Across America, multifamily lending volumes are up 40 percent, and locally many banks have either already increased their lending to the asset class or say they plan to. iStock photo
Multifamily has become the almost last asset class standing when it comes to ground-up commercial development in Massachusetts, and banks are increasing their involvement in the sector accordingly.
Recent research by commercial brokerage CBRE found nationwide multifamily lending volume was up 40 percent year-over-year, primarily driven by increases in non-agency loan production from banks and life insurance companies.

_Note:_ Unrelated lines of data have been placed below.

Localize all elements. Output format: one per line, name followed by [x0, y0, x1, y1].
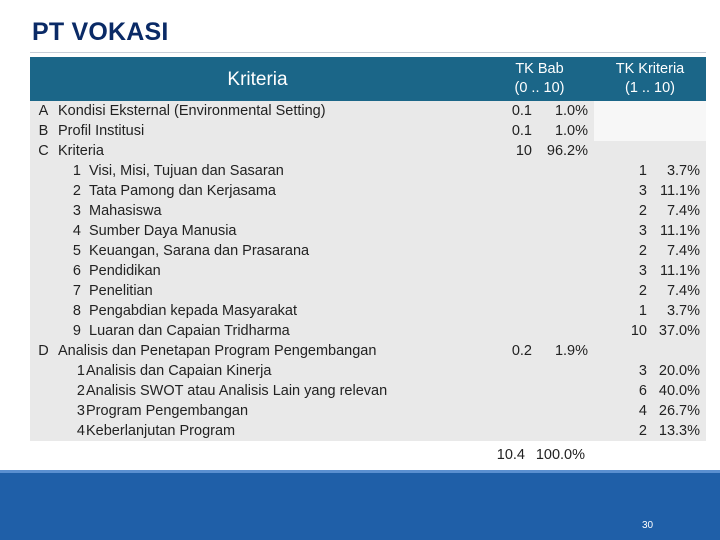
- row-label-sub: [57, 361, 485, 381]
- sub-label: Pengabdian kepada Masyarakat: [89, 303, 297, 319]
- empty-cell: [538, 381, 594, 401]
- row-label-sub: [57, 181, 485, 201]
- kriteria-value: 2: [638, 283, 647, 299]
- kriteria-value: 3: [638, 183, 647, 199]
- kriteria-value: 3: [638, 223, 647, 239]
- kriteria-percent: 3.7%: [666, 163, 700, 179]
- sub-label: Tata Pamong dan Kerjasama: [89, 183, 276, 199]
- footer-bar: [0, 470, 720, 540]
- empty-cell: [594, 121, 657, 141]
- header-kriteria: Kriteria: [30, 57, 485, 101]
- page-number: 30: [642, 520, 654, 531]
- empty-cell: [485, 301, 538, 321]
- kriteria-value: 1: [638, 163, 647, 179]
- sub-number: 2: [72, 183, 81, 199]
- kriteria-percent: 7.4%: [666, 283, 700, 299]
- sub-number: 4: [76, 423, 85, 439]
- empty-cell: [485, 261, 538, 281]
- row-label: Profil Institusi: [58, 123, 145, 139]
- sub-label: Pendidikan: [89, 263, 161, 279]
- empty-cell: [30, 161, 57, 181]
- empty-cell: [30, 301, 57, 321]
- kriteria-percent: 3.7%: [666, 303, 700, 319]
- empty-cell: [538, 201, 594, 221]
- empty-cell: [485, 381, 538, 401]
- total-bab-percent: 100.0%: [535, 447, 585, 463]
- sub-number: 3: [76, 403, 85, 419]
- sub-label: Mahasiswa: [89, 203, 162, 219]
- empty-cell: [594, 141, 657, 161]
- page-title: PT VOKASI: [32, 18, 169, 46]
- empty-cell: [485, 401, 538, 421]
- empty-cell: [538, 361, 594, 381]
- empty-cell: [538, 221, 594, 241]
- sub-number: 5: [72, 243, 81, 259]
- empty-cell: [657, 341, 706, 361]
- kriteria-percent: 13.3%: [658, 423, 700, 439]
- bab-value: 0.1: [511, 103, 532, 119]
- empty-cell: [538, 281, 594, 301]
- footer-accent-line: [0, 470, 720, 473]
- kriteria-value: 1: [638, 303, 647, 319]
- empty-cell: [485, 181, 538, 201]
- kriteria-percent: 37.0%: [658, 323, 700, 339]
- row-code: D: [38, 343, 49, 359]
- sub-number: 7: [72, 283, 81, 299]
- empty-cell: [30, 321, 57, 341]
- sub-number: 9: [72, 323, 81, 339]
- sub-label: Penelitian: [89, 283, 153, 299]
- total-bab-value: 10.4: [496, 447, 525, 463]
- row-label-sub: [57, 321, 485, 341]
- kriteria-percent: 26.7%: [658, 403, 700, 419]
- sub-number: 1: [72, 163, 81, 179]
- empty-cell: [30, 221, 57, 241]
- empty-cell: [485, 201, 538, 221]
- sub-label: Analisis dan Capaian Kinerja: [86, 363, 272, 379]
- empty-cell: [30, 181, 57, 201]
- empty-cell: [657, 121, 706, 141]
- empty-cell: [538, 401, 594, 421]
- row-label-sub: [57, 401, 485, 421]
- empty-cell: [30, 361, 57, 381]
- bab-percent: 1.9%: [554, 343, 588, 359]
- kriteria-percent: 20.0%: [658, 363, 700, 379]
- row-label-sub: [57, 301, 485, 321]
- kriteria-value: 2: [638, 203, 647, 219]
- row-label-sub: [57, 201, 485, 221]
- row-label-sub: [57, 381, 485, 401]
- empty-cell: [30, 381, 57, 401]
- sub-number: 2: [76, 383, 85, 399]
- row-label-sub: [57, 421, 485, 441]
- empty-cell: [657, 101, 706, 121]
- empty-cell: [30, 281, 57, 301]
- empty-cell: [30, 261, 57, 281]
- sub-label: Visi, Misi, Tujuan dan Sasaran: [89, 163, 284, 179]
- kriteria-percent: 11.1%: [659, 263, 700, 279]
- empty-cell: [538, 161, 594, 181]
- kriteria-value: 3: [638, 363, 647, 379]
- row-label: Kriteria: [58, 143, 104, 159]
- empty-cell: [538, 261, 594, 281]
- kriteria-value: 4: [638, 403, 647, 419]
- kriteria-percent: 7.4%: [666, 203, 700, 219]
- empty-cell: [30, 201, 57, 221]
- row-label-sub: [57, 221, 485, 241]
- sub-label: Analisis SWOT atau Analisis Lain yang relevan: [86, 383, 388, 399]
- empty-cell: [485, 281, 538, 301]
- empty-cell: [538, 241, 594, 261]
- empty-cell: [485, 221, 538, 241]
- empty-cell: [538, 421, 594, 441]
- empty-cell: [485, 421, 538, 441]
- row-label-sub: [57, 241, 485, 261]
- row-label-sub: [57, 261, 485, 281]
- sub-label: Keberlanjutan Program: [86, 423, 236, 439]
- row-label: Kondisi Eksternal (Environmental Setting): [58, 103, 326, 119]
- empty-cell: [485, 321, 538, 341]
- empty-cell: [538, 181, 594, 201]
- row-label-sub: [57, 161, 485, 181]
- empty-cell: [30, 241, 57, 261]
- total-row: [485, 445, 594, 465]
- sub-number: 4: [72, 223, 81, 239]
- bab-percent: 1.0%: [554, 103, 588, 119]
- sub-label: Keuangan, Sarana dan Prasarana: [89, 243, 310, 259]
- criteria-table: [30, 57, 706, 441]
- kriteria-percent: 40.0%: [658, 383, 700, 399]
- kriteria-percent: 7.4%: [666, 243, 700, 259]
- sub-number: 1: [76, 363, 85, 379]
- row-code: C: [38, 143, 49, 159]
- row-label: Analisis dan Penetapan Program Pengembangan: [58, 343, 377, 359]
- kriteria-value: 2: [638, 423, 647, 439]
- row-code: B: [38, 123, 49, 139]
- title-divider: [30, 52, 706, 53]
- header-tk-bab: TK Bab (0 .. 10): [485, 57, 594, 101]
- empty-cell: [485, 361, 538, 381]
- kriteria-percent: 11.1%: [659, 223, 700, 239]
- row-code: A: [38, 103, 49, 119]
- empty-cell: [538, 321, 594, 341]
- bab-percent: 96.2%: [546, 143, 588, 159]
- bab-value: 0.2: [511, 343, 532, 359]
- kriteria-value: 3: [638, 263, 647, 279]
- empty-cell: [485, 241, 538, 261]
- empty-cell: [30, 401, 57, 421]
- sub-label: Sumber Daya Manusia: [89, 223, 237, 239]
- empty-cell: [30, 421, 57, 441]
- header-tk-kriteria: TK Kriteria (1 .. 10): [594, 57, 706, 101]
- empty-cell: [538, 301, 594, 321]
- sub-label: Luaran dan Capaian Tridharma: [89, 323, 290, 339]
- sub-number: 8: [72, 303, 81, 319]
- sub-label: Program Pengembangan: [86, 403, 249, 419]
- sub-number: 3: [72, 203, 81, 219]
- empty-cell: [657, 141, 706, 161]
- bab-percent: 1.0%: [554, 123, 588, 139]
- empty-cell: [485, 161, 538, 181]
- empty-cell: [594, 101, 657, 121]
- kriteria-value: 2: [638, 243, 647, 259]
- kriteria-percent: 11.1%: [659, 183, 700, 199]
- row-label-sub: [57, 281, 485, 301]
- bab-value: 10: [515, 143, 532, 159]
- bab-value: 0.1: [511, 123, 532, 139]
- empty-cell: [594, 341, 657, 361]
- kriteria-value: 10: [630, 323, 647, 339]
- kriteria-value: 6: [638, 383, 647, 399]
- sub-number: 6: [72, 263, 81, 279]
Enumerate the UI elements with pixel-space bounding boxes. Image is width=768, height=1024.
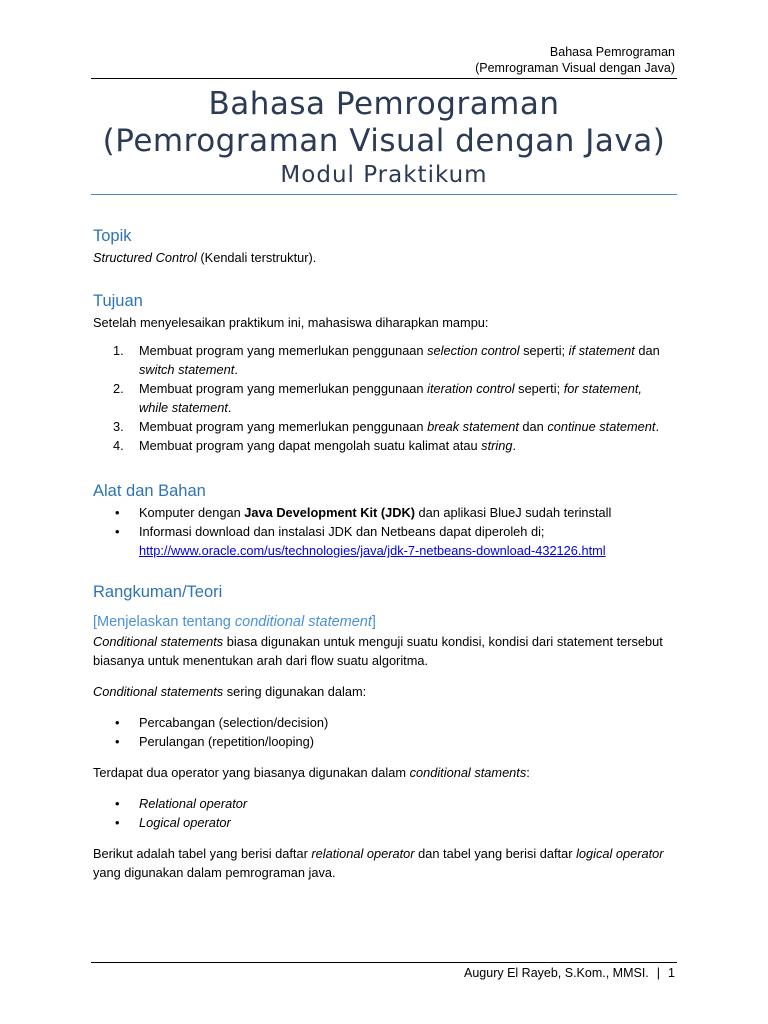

In Massachusetts, for example, Eastern Bank increased its multifamily balance by 20 percent year-over-year according to its first-quarter earnings presentation.
“The Greater Boston market, from both a rental and for-sale housing standpoint, is significantly supply starved,” said Matthew Osborne, Eastern Bank’s executive vice president and chief credit officer. “While the unfortunate by-product of this is increased affordability challenges, it does drive a more attractive investment and lending profile when compared to other asset classes due to its strong demand and relatively higher barriers to entry.”
Other publicly traded local banks noted increases in multifamily lending volume in their earnings reports. Rockland Trust increased its from $1.88 billion in the first quarter of 2024 to $2 billion in the first quarter of 2025. HarborOne Bank increased its multifamily balance by 25.95 percent.
After a brief dip in multifamily lending due to a lack of production, Cambridge Savings Bank Senior Vice President Aidan Hume said that CSB plans to be more active in the market. Leader Bank executives said that the bank has increased its multifamily lending capacity.
Why? Bankers interviewed for this story say they’re all being attracted by the sector’s promise of stability.
Multifamily Has Structural Advantages
Multifamily has become such a low-risk investment due to a collision of an unstoppable force and a currently-immovable object: the innate need that humans have for housing and the lack of housing production in Boston.
“Investors are gaining more clarity (and a growing conviction) for strengthening fundamentals,” Matt Vance, Americas head of multifamily research for CBRE, said in an email. “Looking ahead, as rent growth recovers (even in the most negative of markets), renter demand remains strong, a dwindling supply pipeline, and the Fed—who is not posturing to raise rates without significant reason to—buyers recognize an opportunity to invest in what they feel is the beginning of the next appreciation cycle.”
With a slowdown in multifamily project completions after a small, pandemic-era boom, rental market observers and investors all generally expect Boston apartment buildings will enjoy continued rent growth for the near future.
“There’s a housing crunch in our market. That’s not going away anytime soon and without properties breaking ground at a fast enough rate, what’s going to happen is that landlords are going to continue to find themselves in a favorable position, assuming the economy doesn’t collapse…to push rent” increases, said Colliers Boston Research Director Jeffrey Myers.
Lenders and investors are assuming rents will grow a steady 2.7 percent at core assets and 3.1 percent at value-add assets over the next three years, according to CBRE. Zeroing in on Boston, CBRE research says the market’s rent growth sits at 3.5 percent and 4.5 percent.
“Rent growth plays several key roles in how buyers, lenders, and sellers view real estate performance,” said Vance. “Higher rent growth means higher returns.”
Could Lenders’ Interest Cool?
Office still remains the dreaded sector in CRE, but multifamily market didn’t leave the pandemic entirely unscathed, either, said Leader Bank Chief Lending Officer Matthew Pierce.
“That was the first time in 25 years that I saw such a weakness in that book of business because where we’re located, just by default, we’re very concentrated and relying on businesses that come out of the universities,” he said. “We’re just north of Boston, so Aug. 31 is the biggest turnover date in Boston.”
The impacts of rent freezes and remote schooling and work had an impact on the entire banking industry. Unless another once-in-a-century pandemic occurs, Pierce believes that multifamily loans will continue to perform well.

Sam Minton
But there could be reasons to expect a slight cooling in the appeal of multifamily development and investment deals in the coming quarters.
Massachusetts is currently lagging the nation in job growth, and actually lost jobs on a year-over-year basis in the first quarter according to state employment data.
“If we start losing jobs, as we actually did on a year-over-year basis as of the end of the first quarter, that’s something that could stall out some of the demand that we had been seeing, and lay on potential absorption,” Myers said. “I don’t know that it would totally disrupt fundamentals in such a serious manner as to make it not investable, but it’s something that could certainly lay on folks’ mind if they were looking at the property type six months from now.”
Similarly to job growth, the Trump administration’s drive to slash federal health and biotech research dollars could hurt the multifamily market, said Bob Brown, Brookline Bank’s head of commercial real estate lending.